The number of homes for sale nationwide fell 2.5% in September from last year, according to a Realtor.com study released Tuesday. The drop in inventory was prompted by low mortgage rates and has led to fast-paced sales and higher home prices.
U.S. median listing price rose 4.3% to $305,000 in September from the same time last year, according to Realtor.com. Though home prices continued to rise, it was at a slower pace than last year, when median listing price increased 7.3%.
“Consumers are clearly responding to the lower rates, and in fact the only thing that’s not responding is the supply pipeline, which is why we are seeing this tremendous decline in inventory as consumers continue to buy in this latest month,” said George Ratiu, senior economist for Realtor.com.
Homes averaged 65 days on the market in September, a near-record pace, even as fall tends to be a slower season for sales activity. A home spent one more day on the market compared to last year and two more days from August.
Meanwhile, mortgage and refinance applications are up more than 50% from last year, according to a recent Freddie Mac analysis.
Competition speeds up
Fannie Mae previously predicted that inventory would see a modest rise in 2019, but the low-inventory trend could be accelerating, at least according to Realtor.com, September’s 2.5% decline in inventory comes after a 1.8% dip in August.

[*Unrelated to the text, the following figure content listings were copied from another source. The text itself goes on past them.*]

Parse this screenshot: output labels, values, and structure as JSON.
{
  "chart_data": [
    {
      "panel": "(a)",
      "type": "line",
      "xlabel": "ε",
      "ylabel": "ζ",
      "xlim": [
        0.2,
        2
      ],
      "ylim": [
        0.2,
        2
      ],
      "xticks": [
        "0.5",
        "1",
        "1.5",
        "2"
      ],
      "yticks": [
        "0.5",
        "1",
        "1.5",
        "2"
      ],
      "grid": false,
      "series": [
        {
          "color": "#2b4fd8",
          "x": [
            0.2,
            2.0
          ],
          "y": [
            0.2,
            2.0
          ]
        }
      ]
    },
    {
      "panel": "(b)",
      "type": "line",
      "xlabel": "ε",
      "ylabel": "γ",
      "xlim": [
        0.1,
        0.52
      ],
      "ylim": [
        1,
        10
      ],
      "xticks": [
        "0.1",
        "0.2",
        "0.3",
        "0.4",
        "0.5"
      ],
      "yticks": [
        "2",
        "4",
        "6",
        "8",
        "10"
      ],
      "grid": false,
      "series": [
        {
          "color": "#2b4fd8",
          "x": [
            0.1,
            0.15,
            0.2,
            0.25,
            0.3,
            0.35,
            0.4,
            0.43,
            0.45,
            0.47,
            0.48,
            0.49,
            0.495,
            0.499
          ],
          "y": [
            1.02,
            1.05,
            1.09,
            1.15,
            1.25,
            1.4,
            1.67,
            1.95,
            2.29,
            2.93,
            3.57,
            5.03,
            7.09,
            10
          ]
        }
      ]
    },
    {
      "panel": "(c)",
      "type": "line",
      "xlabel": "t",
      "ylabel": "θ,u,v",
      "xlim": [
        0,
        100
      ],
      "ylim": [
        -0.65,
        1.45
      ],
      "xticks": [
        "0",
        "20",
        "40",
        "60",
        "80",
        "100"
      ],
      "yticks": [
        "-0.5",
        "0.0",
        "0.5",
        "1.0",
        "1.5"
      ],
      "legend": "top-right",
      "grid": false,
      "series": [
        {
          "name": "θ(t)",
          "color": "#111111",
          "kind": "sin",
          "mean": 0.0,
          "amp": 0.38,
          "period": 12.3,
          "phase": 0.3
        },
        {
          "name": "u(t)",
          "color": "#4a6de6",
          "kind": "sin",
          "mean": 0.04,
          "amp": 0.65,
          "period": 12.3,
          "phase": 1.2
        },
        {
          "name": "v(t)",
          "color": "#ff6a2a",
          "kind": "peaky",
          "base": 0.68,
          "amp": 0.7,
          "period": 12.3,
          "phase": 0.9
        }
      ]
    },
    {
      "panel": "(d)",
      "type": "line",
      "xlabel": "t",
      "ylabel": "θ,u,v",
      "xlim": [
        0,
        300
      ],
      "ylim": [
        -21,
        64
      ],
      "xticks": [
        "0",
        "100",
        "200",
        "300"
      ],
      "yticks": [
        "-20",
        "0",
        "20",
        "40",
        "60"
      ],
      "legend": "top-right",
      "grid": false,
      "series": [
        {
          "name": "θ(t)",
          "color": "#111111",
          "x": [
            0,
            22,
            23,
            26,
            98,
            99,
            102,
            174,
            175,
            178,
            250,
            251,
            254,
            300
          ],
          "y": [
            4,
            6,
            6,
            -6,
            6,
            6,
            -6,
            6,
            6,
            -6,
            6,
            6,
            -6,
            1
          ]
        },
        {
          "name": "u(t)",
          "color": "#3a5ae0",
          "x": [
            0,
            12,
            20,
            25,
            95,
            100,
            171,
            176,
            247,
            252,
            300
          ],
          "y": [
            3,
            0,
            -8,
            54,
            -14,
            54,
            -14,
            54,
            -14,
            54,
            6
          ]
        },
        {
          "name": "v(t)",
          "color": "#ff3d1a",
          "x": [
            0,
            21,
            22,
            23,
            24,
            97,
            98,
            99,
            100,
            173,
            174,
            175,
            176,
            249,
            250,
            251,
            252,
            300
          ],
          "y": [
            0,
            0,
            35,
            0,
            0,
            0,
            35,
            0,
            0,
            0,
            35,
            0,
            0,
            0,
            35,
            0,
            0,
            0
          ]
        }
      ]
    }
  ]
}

Inventory of homes under $200,000 declined 9.8% per year since May 2014, according to the report. But for the first time in 18 months, the number of mid-priced homes, priced $200,000 to $750,000, saw 0% growth. Analysts predict that mid-market home availability will start to decline next month.
“When you look historically, new homes in the affordable range have never been a problem until this cycle. Most new product coming on the market is at the high end, and we don’t really have a lot of new product in the affordable range where a lot of today’s young buyers, particularly in the millennial range, are looking to buy,” said Ratiu. “We’re seeing a flatlining in inventory after several months of growth, which at this rate, is likely to indicate inventory in that range is likely to shrink.”
Inventory of homes over $750,000 continued to see 4.7% inventory growth, but analysts predict declines in the number of high-cost homes for sale by February 2020.